From December 1943 to February 1944, the division repulsed German airstrikes against the troops of the 4th Ukrainian Front during the Nikopol–Krivoi Rog offensive. In early February, Colonel Iosif Geybo replaced Sidnev, who had been promoted to corps command. During the Crimean offensive, its pilots escorted the bomber and ground attack aircraft of the 8th Air Army and provided air cover to the ground forces of the front in the breakthrough of the Perekop isthmus and the south coast of the Sivash, in addition to the pursuit of the retreating Axis troops. For "successful completion of objectives in the liberation of Simferopol and its courage and heroism," the 6th Guards IAD was awarded the Order of the Red Banner on 24 April. After the Crimean Offensive the 9th Guards IAP departed the division on 25 May to become one of the first units to receive the new La-7. During July and August the division, now with the 2nd Air Army, fought in the Lvov–Sandomierz offensive, providing air cover to the 1st Ukrainian Front.

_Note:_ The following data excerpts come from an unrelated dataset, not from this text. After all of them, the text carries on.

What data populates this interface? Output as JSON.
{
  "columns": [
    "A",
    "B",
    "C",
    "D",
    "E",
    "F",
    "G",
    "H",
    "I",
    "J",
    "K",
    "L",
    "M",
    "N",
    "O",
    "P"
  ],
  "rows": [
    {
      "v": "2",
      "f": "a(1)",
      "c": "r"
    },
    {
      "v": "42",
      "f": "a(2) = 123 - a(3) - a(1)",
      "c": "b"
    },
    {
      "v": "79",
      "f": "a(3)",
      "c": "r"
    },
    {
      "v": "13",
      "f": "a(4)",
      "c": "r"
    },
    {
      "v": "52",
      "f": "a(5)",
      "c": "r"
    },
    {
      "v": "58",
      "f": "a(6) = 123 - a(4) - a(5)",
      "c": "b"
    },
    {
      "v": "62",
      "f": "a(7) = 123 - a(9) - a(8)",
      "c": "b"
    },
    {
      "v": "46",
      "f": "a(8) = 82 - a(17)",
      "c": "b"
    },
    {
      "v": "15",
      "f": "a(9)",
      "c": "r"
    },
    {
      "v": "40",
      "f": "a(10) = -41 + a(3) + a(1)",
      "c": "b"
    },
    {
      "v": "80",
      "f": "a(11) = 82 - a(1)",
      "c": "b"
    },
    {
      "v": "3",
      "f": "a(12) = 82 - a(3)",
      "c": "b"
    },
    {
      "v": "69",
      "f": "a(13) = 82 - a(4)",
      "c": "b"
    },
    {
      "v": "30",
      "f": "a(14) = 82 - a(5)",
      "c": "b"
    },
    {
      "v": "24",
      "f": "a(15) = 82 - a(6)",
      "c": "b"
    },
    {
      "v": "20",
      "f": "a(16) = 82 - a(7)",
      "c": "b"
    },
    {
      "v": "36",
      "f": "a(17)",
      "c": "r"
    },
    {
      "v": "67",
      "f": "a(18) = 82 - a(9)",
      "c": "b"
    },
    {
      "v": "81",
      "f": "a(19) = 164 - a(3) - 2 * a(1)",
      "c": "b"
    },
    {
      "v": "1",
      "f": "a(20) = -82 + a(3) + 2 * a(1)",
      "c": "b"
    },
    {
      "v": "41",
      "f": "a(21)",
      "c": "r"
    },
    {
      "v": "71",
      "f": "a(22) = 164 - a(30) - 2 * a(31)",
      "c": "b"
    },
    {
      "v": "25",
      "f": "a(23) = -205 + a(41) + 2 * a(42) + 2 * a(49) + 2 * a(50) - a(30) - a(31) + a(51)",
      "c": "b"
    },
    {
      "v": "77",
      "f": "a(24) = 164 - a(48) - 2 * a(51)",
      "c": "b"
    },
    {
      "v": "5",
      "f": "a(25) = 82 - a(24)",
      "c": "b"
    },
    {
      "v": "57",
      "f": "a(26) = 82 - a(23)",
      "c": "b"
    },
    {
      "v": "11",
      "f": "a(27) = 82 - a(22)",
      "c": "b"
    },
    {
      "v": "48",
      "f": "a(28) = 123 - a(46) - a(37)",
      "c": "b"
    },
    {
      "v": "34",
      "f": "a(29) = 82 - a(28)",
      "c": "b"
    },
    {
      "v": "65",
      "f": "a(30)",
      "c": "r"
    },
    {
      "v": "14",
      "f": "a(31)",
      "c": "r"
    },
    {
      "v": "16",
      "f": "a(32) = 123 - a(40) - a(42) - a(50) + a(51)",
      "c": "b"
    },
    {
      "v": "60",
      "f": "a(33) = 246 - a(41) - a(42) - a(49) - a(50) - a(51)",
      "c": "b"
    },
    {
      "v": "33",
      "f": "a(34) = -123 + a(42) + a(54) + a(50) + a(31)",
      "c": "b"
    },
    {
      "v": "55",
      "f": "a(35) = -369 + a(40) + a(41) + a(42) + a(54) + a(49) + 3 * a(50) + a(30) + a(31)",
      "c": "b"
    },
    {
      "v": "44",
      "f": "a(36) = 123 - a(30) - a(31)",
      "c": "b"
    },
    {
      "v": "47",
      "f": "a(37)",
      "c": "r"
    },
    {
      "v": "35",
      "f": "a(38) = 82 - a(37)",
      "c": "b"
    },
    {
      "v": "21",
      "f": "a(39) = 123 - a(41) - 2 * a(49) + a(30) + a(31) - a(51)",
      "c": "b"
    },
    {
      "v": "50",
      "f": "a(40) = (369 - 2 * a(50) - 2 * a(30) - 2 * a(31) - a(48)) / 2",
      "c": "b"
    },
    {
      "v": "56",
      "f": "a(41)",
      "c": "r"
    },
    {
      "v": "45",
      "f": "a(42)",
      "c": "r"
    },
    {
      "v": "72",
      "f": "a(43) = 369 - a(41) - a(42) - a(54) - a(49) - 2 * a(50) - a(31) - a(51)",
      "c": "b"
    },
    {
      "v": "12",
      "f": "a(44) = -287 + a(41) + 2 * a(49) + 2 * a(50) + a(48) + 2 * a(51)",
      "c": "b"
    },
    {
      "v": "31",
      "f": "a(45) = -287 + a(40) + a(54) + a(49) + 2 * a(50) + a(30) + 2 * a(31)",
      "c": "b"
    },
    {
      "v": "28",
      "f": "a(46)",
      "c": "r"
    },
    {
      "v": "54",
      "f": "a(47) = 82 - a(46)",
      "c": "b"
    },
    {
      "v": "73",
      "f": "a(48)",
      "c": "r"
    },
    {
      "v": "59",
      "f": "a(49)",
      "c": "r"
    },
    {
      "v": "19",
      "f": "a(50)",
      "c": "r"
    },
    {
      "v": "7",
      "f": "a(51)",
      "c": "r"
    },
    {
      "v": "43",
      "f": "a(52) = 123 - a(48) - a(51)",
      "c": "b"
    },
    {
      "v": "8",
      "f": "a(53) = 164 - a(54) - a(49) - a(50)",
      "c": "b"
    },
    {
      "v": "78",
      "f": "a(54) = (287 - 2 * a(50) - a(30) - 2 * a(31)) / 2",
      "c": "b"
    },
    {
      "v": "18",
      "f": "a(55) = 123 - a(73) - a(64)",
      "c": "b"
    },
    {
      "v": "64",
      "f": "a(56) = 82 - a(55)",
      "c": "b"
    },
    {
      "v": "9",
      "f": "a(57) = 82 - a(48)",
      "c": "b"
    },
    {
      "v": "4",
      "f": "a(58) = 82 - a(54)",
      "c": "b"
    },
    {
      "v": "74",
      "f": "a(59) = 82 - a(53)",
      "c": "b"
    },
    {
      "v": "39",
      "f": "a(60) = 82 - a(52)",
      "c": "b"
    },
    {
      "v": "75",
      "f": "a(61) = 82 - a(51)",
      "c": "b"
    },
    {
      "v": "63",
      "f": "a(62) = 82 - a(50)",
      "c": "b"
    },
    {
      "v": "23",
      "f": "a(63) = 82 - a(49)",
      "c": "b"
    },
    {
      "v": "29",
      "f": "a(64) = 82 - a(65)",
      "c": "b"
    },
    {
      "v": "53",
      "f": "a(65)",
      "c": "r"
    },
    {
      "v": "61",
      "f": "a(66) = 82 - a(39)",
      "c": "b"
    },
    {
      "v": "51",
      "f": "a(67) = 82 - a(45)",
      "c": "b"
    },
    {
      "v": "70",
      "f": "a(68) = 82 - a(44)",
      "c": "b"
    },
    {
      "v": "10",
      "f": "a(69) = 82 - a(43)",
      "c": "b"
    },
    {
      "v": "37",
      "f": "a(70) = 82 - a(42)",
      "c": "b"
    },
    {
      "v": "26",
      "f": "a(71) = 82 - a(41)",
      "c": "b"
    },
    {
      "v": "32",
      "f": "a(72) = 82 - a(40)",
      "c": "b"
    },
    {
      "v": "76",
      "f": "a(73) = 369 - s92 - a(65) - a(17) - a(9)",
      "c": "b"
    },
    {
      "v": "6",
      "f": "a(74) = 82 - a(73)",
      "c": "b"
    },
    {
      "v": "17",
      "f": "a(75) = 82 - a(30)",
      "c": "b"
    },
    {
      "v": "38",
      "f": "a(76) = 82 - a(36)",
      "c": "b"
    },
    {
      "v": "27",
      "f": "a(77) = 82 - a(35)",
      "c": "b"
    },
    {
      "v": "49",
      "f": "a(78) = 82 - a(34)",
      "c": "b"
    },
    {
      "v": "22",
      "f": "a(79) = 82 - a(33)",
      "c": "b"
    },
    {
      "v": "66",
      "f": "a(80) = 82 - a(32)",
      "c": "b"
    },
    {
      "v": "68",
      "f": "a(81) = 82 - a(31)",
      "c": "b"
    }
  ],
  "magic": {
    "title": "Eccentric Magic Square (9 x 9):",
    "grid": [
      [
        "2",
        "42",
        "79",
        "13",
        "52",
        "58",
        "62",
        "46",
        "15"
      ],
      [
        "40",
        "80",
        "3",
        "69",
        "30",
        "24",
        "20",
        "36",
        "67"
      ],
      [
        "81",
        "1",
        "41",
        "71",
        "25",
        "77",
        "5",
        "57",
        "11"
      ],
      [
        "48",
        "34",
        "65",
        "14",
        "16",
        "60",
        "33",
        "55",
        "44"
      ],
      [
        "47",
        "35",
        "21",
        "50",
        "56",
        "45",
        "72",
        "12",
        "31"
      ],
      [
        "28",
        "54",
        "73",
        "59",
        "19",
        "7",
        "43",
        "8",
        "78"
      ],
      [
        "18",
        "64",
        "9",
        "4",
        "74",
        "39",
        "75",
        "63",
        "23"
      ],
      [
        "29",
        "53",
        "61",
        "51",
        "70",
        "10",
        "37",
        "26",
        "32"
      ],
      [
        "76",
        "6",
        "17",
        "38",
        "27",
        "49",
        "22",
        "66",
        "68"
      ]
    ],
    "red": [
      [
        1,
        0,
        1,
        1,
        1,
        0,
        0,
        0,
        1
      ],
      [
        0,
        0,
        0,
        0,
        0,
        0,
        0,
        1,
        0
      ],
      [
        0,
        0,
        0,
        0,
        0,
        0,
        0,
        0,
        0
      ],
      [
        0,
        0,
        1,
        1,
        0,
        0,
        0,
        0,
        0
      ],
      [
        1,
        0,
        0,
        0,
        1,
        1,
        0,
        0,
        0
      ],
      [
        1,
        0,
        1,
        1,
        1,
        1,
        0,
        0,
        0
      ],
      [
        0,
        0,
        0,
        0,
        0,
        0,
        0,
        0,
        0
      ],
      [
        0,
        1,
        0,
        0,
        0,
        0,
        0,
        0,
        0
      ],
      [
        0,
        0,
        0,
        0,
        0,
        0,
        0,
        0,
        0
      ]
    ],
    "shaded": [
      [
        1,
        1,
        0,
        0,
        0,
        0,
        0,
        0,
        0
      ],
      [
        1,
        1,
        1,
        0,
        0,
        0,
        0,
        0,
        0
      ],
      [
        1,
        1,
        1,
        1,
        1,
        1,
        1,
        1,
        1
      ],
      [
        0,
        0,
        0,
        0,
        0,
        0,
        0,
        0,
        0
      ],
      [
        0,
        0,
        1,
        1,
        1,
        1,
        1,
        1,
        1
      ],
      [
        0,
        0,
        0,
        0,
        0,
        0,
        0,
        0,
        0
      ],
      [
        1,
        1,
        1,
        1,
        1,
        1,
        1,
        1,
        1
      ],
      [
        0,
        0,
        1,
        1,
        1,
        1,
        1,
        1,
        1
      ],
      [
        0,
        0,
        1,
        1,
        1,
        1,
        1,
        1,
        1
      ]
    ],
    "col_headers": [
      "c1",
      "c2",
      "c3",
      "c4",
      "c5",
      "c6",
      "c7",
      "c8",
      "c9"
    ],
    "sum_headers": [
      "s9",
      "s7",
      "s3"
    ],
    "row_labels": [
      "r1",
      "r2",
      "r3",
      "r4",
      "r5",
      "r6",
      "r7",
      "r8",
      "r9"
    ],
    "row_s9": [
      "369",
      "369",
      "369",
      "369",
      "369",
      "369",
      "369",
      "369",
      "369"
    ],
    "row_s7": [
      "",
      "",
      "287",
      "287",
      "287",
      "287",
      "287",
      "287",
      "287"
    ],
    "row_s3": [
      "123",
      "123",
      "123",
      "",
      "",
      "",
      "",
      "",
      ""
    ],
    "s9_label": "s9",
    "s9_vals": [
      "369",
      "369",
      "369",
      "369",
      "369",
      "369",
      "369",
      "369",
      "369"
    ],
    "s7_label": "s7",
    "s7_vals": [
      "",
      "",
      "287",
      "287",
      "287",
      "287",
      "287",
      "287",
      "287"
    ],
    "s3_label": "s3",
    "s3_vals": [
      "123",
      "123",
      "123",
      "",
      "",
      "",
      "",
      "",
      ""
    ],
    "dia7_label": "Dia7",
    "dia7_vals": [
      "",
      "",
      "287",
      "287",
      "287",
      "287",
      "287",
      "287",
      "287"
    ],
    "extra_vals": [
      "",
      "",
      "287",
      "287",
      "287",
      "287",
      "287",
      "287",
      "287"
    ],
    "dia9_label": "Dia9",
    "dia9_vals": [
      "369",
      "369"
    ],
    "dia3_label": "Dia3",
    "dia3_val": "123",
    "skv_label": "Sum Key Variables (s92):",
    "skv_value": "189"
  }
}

From October 1944 to May 1945, the 6th Guards IAD was part of the 3rd Guards Fighter Aviation Corps of the 5th Air Army of the 2nd Ukrainian Front. During this period, it participated in the Debrecen Offensive, the Budapest offensive, the Vienna offensive, and the Prague offensive, during which it flew 4,654 combat sorties and was credited with the destruction of 147 aircraft. For its contribution to the capture of Szeged, the division received the Seged honorific on 31 October 1944. It was further decorated with the Order of Suvorov, 2nd class, on 4 June 1945 for its "successful completion of combat missions" in the capture of Jaroměřice, Znojmo, Hollabrunn, and Stockerau.

During the war, the pilots of the division flew about 40,000 combat missions. Division commander Colonel Iosif Geybo and sixteen pilots were awarded the title Hero of the Soviet Union.

== Cold War ==
In August 1945, the division was relocated from Czechoslovakia to the Odessa Military District, where its regiments received the American-provided Lend-Lease Kingcobra during mid-1946. The division and its regiments transferred from the 48th Air Army to the 24th Air Army (renumbered as the 16th Air Army 1968) of the Group of Soviet Forces in Germany during October 1951. Over the first several months in Germany, the regiments of the division entered the jet age when they were re-equipped with the MiG-15. For the remainder of the Cold War, the division was based at Merseburg airfield where its 85th Guards IAP was stationed. The 31st Guards IAP relocated to Falkenberg in 1956, where it remained until 1993. The 968th was transferred to the division in 1989 from Ros in Belarus where it had been stationed under the disbanded 95th Fighter Aviation Division of the 26th Air Army, and based at Altenburg. According to 19 November 1990 data released under the Treaty on Conventional Armed Forces in Europe, the division had a strength of 93 MiG-29 fighters between the three fighter regiments, 31 to each regiment, and ten MiG-23UM trainer aircraft.

In 1991, the division headquarters was withdrawn to Ivano-Frankivsk, where it came under Ukrainian control as part of the 14th Air Corps. The Soviet titles were removed from its designation and it was renamed the 6th Fighter Aviation Division. During this period it included the 9th (the former 894th IAP PVO) and 114th Fighter Aviation Regiments. The 114th Fighter Aviation Regiment was transferred to the division from the 4th IAD on 1 June 1992. A decree issued by President Leonid Kuchma on 30 November 2000 restored the division's Soviet titles (6 гвардійська винищувальна авіаційна Донська Сегедська орденів Червоного Прапора і ордена Суворова дивізія). The division headquarters was disbanded during the transition of the Ukrainian Air Force to a brigade-based structure, in which the 114th became the 114th Fighter Aviation Brigade on 15 October 2003.